ASH WEDNESDAY, and ashes indeed, with the countryside closed down, and pestilence apparently free to roam where it likes. Whether the disease is wholly airborne, or partly given a life on the unprecedented traffic that now engulfs today’s agriculture, coming to grips with foot-and-mouth, as one farmer said, is like punching the wind.
Although 1967 was afflicted with the same disease, there is now a great difference. Then the farm was smaller, more private, less on the road. Who of us would have imagined, as we gave our chops a ride in the supermarket trolley, that they may have already travelled the length of England?
Rustling through my book of petitionary prayers, I find none worthy of the tragic situation, none that touch its almost medieval reality or its human and animal helplessness. Meanwhile, as they must have done during the plague, when the village dropped its pennies in vinegar (boots are dipped in disinfectant at farm gates), the sweet spring birds sing, the maligned grey squirrels swing innocently in the trees, and “the first infolding leaves”, as the poet John Clare called them, point greenly from the ditches.

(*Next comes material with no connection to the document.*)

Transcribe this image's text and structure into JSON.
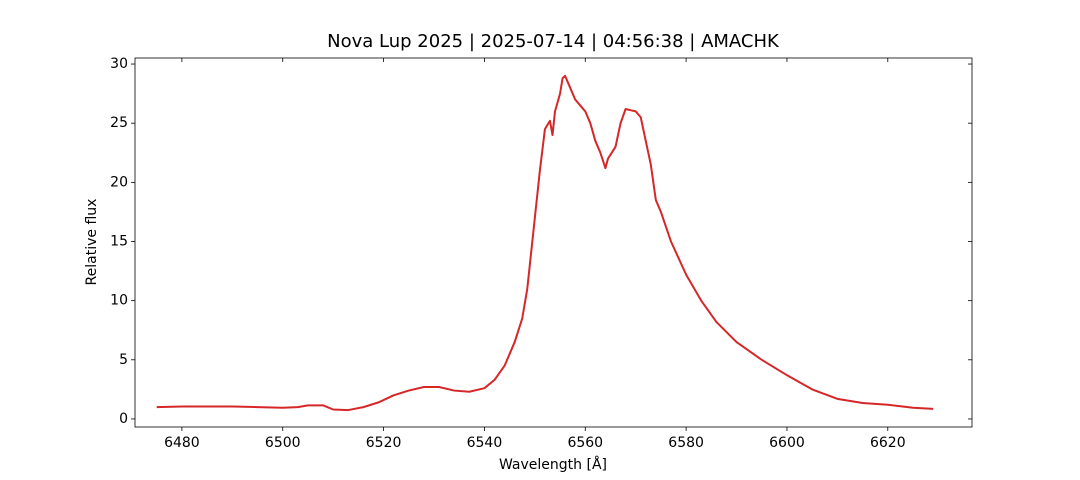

So all is well — and all is ill. And what can we do? Nothing, it seems. Except stay still. Lines from ancient prayers do not come amiss — “Have pity upon us, who are now visited with great sickness and mortality.” Better than those in my book written by someone who has never had to scrub his wellies with Lysol.
Thus the Great Fast, as it was once called, begins. Michael presses ashes from a little silver box on our brows as we kneel at the rail. I speak Joel’s passionate entreaty, and his words echo through the arches. The tower clock crunches into action in order to claim another hour of our lives. Forty days and forty nights lie ahead. But who is counting? Are we not on that threshold where the measurable and the immeasurable part company?
Our penitence “for all that is past” is signed on our foreheads. The candles gutter a bit, owing to the mysterious wind which vast walls fail to keep out of our sanctuary. Inside, the coloured windows are blacked out by night, and are best viewed from the churchyard. Those who have given up whisky for Lent are already wrestling with their souls, it being such a cold evening. Just a nightcap, nothing indulgent. And the News is so bad — terrible. Do those who love them give up soaps for Lent? How hard that must be.
I preach on George Herbert, a reasonable man in Lent. He says,
It’s true we cannot reach Christ’s fortieth day;
Yet to go part of that religious way,
Is better than to rest.
Lent was Herbert’s season. He was born during it, married during it, died in it. For him, fasting was a way of “starving sin”. But then he was a nutritionist where both earthly and heavenly food were concerned. His day precedes Ash Wednesday, and brings balances to what follows.